Sunday, March 6, 2016

Austin Mountain Fire Road

Today, nine of us with the Old Dominion Appalachian Trail Club got together for a nice, moderate hike up and back the Austin Mountain Fire Road in Shenandoah National Park.  Thanks, Jenni, for organizing and leading the hike.

This was 5.5 miles each way, all uphill on the way up and all downhill on the way back, for a total elevation gain of perhaps 1,500 feet.  Being a fire road rather than a trail, the surface was very easy to walk on, and we were able to hike several abreast and chat, always a pleasure up in the mountains.  Here is the route we took.  You can see that the fire road goes up through a gap between Austin and Furnace Mountains, ending at Brown's Gap on the Skyline Drive.  Some notes: we started and ended at the red arrow.  We had lunch up on the Skyline Drive at the red star.  The purple arrow marks Austin Mountain and the orange arrow marks Furnace Mountain.  There is a great little backpacking trip of three days through this area.  To see photos and and accounts from my backpacking trek here in 2011, go here.

Here are a few more photos from this fun day of hiking back in the mountains.  In this one, some of our group stroll along the flat section that dominates the first mile of the hike.

Back on my 2011 trip, my buddy Hawkeye and I camped our first night around here.  I remember that it was hard to find a good campsite and that it was quite cold that first night, about 18 degrees F.

Here are the other eight of us (other than yours truly) on our lunch break up at Brown's Gap.  We were there about 20 minutes, and only a half dozen or so cars went by in that time.  We would do "the wave" as they approached.

Here is a view of Furnace Mountain high above us.  There is a great view point at the top.

It does not get any easier in the mountains than a fire road. This one is exceptionally well maintained.

And here is Austin Mountain high above.  I don't remember great views from near the top, but there was lots of broken rock to hike over.

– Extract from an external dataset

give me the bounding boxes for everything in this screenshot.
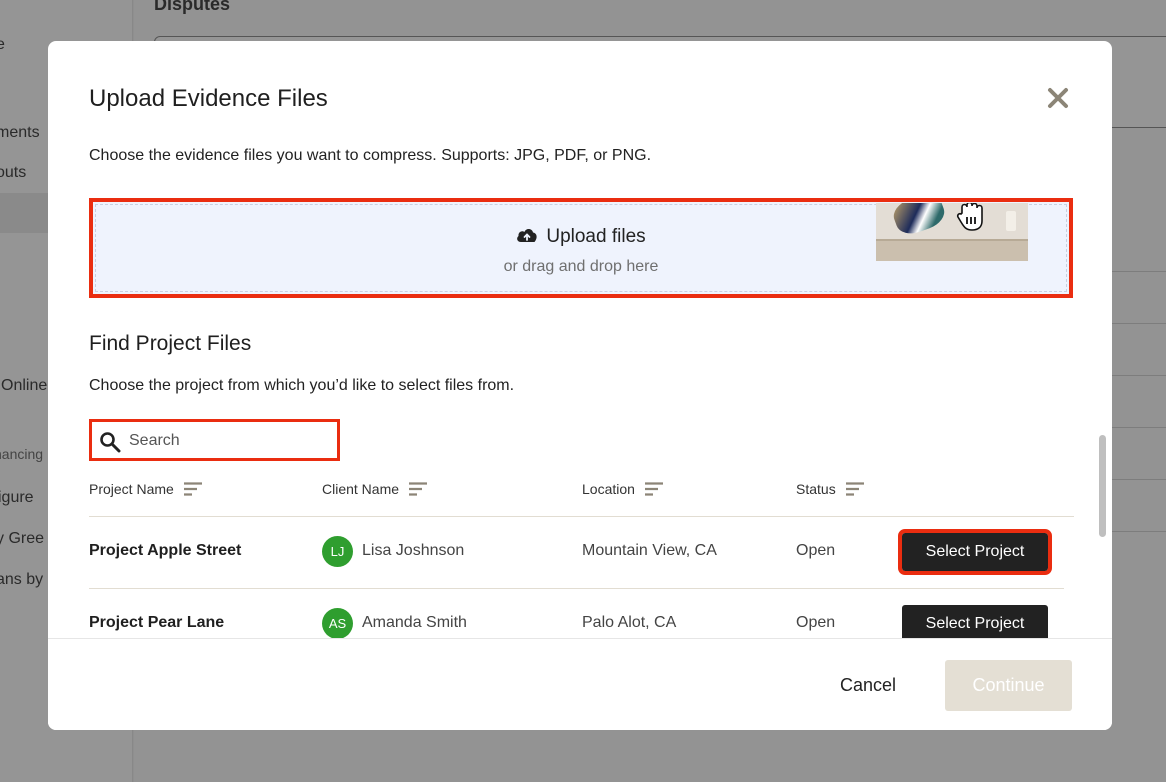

We didn't see much wildlife: one white-breasted nuthatch to be exact.  And I heard a pileated woodpecker.  But it was a great day in the woods, and my painful knee and ankle held up reasonably well - since the trail was so smooth.  I lead a group hike the end of this week to the Great Dismal Swamp, and so will be back out on the trail really soon.

1 comment:

  1. Looks like a fun hike. : ) Certainly had a beautiful day.